Sunday, November 09, 2008

Guest Post: Jonathan Miller

Former State Treasurer and former state party chairman Jonathan Miller penned this op-ed for the Lexington Herald-Leader and I thought it was worth reposting here in full.
My children see visions my father could only dream of
By Jonathan Miller

"Your old men shall dream dreams. Your young men shall see visions."

That passage from the Book of Joel was my late father's favorite verse of Scripture. I've been thinking a whole lot about it during this election year: a year of magical dreams and unimaginable visions; a year with the constant, present, tangible sense that we were living history.

I've also been thinking a whole lot about my father.

It really struck me a few months ago, smack in the middle of a live radio interview I was giving to my friend Dave "Kruser" Krusenklaus. Every four years, I've called into his program from the site of the Democratic National Convention.

This was the final day from Denver, a few hours before Sen. Barack Obama would deliver his much-anticipated acceptance speech before a packed crowd of screaming partisans in the huge, open-air Invesco Field.

Kruser asked me whether I thought the unpredictable contingencies of an outdoor setting could distract from Obama's message. Unprepared for the question, I spouted off some of the greatest political speeches in history, all outdoors: Lincoln's at Gettysburg, Kennedy's inaugural, Reagan's "Tear down this wall, Mr. Gorbachev."

Then I recalled my favorite speech of all. In fact, that very day happened to be the 45th anniversary of the Rev. Martin Luther King Jr.'s majestic "I Have a Dream" oration.

My father had been there on the Mall, having spent the summer of his 25th year helping plan the logistics of the March on Washington.

And that's when it hit me. From his heavenly perch, through the open stadium, my father would be in Denver watching with us as well. Along with the many hundreds of patriotic Americans who had given their lives in the civil rights struggles of the 20th century. And along with the many thousands of African-Americans who had died in uniform, proudly serving their country, even though their own dreams of full equality had not yet been realized.

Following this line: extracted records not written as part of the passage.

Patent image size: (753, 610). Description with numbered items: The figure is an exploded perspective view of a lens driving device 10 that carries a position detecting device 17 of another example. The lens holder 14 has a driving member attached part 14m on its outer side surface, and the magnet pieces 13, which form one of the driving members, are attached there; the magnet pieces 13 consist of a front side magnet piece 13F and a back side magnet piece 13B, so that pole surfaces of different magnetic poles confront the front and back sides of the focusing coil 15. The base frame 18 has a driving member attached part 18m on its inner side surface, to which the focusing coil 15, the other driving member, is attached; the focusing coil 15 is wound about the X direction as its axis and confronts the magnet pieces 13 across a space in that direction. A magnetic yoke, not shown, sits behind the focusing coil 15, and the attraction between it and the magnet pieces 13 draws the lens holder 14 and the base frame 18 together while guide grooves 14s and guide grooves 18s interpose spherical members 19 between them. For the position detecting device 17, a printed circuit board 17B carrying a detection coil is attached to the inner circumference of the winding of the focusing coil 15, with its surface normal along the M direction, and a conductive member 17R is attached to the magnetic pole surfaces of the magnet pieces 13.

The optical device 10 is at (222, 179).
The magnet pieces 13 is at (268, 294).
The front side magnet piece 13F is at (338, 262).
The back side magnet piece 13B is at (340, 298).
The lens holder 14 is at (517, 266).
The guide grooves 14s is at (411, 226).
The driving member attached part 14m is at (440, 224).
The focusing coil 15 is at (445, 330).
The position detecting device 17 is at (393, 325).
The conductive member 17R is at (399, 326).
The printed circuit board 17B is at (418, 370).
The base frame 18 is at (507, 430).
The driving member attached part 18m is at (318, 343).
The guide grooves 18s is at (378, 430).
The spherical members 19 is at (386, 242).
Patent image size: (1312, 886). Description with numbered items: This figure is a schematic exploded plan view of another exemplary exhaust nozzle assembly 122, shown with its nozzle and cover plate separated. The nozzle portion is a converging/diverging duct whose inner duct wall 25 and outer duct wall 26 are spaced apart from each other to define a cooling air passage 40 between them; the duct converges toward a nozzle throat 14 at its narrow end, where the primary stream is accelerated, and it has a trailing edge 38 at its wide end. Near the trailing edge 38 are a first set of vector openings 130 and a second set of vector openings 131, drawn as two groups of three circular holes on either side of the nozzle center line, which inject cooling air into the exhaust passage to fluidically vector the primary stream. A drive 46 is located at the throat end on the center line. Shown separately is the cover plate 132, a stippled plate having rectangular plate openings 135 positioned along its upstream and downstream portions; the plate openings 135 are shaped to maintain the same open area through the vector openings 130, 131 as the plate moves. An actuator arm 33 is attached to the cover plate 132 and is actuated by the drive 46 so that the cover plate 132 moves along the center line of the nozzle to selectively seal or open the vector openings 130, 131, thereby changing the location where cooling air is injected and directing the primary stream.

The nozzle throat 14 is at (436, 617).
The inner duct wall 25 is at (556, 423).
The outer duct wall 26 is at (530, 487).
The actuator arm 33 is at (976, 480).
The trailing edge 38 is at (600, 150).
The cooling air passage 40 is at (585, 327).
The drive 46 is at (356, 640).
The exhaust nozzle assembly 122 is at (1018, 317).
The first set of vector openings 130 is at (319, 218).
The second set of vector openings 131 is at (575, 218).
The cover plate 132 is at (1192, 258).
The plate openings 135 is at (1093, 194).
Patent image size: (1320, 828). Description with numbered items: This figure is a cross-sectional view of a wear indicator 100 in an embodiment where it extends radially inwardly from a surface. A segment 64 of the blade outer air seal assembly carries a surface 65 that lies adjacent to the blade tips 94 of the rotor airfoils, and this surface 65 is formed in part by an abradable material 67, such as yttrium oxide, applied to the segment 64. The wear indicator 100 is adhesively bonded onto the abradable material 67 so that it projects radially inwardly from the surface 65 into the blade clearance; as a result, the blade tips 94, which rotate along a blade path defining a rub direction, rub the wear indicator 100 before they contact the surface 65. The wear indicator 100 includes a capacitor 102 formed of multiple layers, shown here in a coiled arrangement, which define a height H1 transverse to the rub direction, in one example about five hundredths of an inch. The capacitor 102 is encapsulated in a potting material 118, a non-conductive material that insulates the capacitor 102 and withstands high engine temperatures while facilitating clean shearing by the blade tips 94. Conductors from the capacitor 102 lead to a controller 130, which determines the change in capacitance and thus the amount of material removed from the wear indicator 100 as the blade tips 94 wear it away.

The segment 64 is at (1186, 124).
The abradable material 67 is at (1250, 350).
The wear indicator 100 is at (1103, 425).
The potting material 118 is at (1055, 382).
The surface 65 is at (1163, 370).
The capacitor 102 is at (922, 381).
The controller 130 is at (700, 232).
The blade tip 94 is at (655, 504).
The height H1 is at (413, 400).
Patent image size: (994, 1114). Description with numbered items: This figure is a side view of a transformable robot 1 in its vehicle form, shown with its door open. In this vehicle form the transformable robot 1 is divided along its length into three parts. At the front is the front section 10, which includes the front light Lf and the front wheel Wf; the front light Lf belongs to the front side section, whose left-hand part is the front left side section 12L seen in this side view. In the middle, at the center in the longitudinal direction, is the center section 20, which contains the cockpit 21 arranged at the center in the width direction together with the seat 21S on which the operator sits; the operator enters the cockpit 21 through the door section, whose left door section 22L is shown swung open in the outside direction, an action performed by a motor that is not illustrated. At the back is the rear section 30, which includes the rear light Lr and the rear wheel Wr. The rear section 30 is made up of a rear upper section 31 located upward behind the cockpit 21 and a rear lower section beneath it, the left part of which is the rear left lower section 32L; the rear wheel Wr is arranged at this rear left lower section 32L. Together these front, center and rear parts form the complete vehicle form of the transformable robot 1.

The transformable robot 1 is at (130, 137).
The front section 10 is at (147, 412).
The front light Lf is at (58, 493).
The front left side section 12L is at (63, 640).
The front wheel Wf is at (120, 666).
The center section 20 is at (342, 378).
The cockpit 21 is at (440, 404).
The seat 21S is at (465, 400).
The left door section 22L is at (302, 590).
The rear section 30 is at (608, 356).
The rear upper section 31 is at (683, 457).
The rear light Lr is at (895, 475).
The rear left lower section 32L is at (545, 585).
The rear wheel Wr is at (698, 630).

As I stood among 75,000 that clear, crisp, perfect August evening, I could feel the presence of so many more, so many proud American dreamers.

It really struck me again on Election Night.

This time, there were only a few hundred of us in downtown Lexington. But what was remarkable about the crowd was not its size, but its age. Interspersed among the dozens of Democratic diehards were the faces of young Kentucky: from 20-something professionals to college students to my own daughters, who are 14 and 12.

This was their election. They had debated the issues, worn campaign paraphernalia with pride, knocked on hundreds of thousands of doors and voted in record numbers. More significantly, they had provided the energy and intensity — and most important, the idealism — that had been missing from our political system.

Many had feared that American idealism had taken its final breaths in 1968 on the balcony of the Lorraine Motel and in the kitchen pantry of the Ambassador Hotel.

But precisely 40 years later — after 40 years of partisanship and polarization and politics of self-interest — our democracy has been resuscitated by our youngest generation of Americans.

Will this be the next Greatest Generation? Will they be like the Biblical Joshua Generation, leading us after 40 years of wandering into a promised land, where politics are civil, where culture is color-blind, where policies are compassionate?

It's up to us to empower them with the education and civic values to enable them to restore America's greatness, to make us again a light unto the nations.

And, of course, it's up to them to translate their passion for the planet and all of its inhabitants into a more compassionate community.

As I kissed my daughters good night Tuesday, I told them that their grandfather would be awfully proud of them.

Your old men shall dream dreams. Your young men — and women — shall see visions.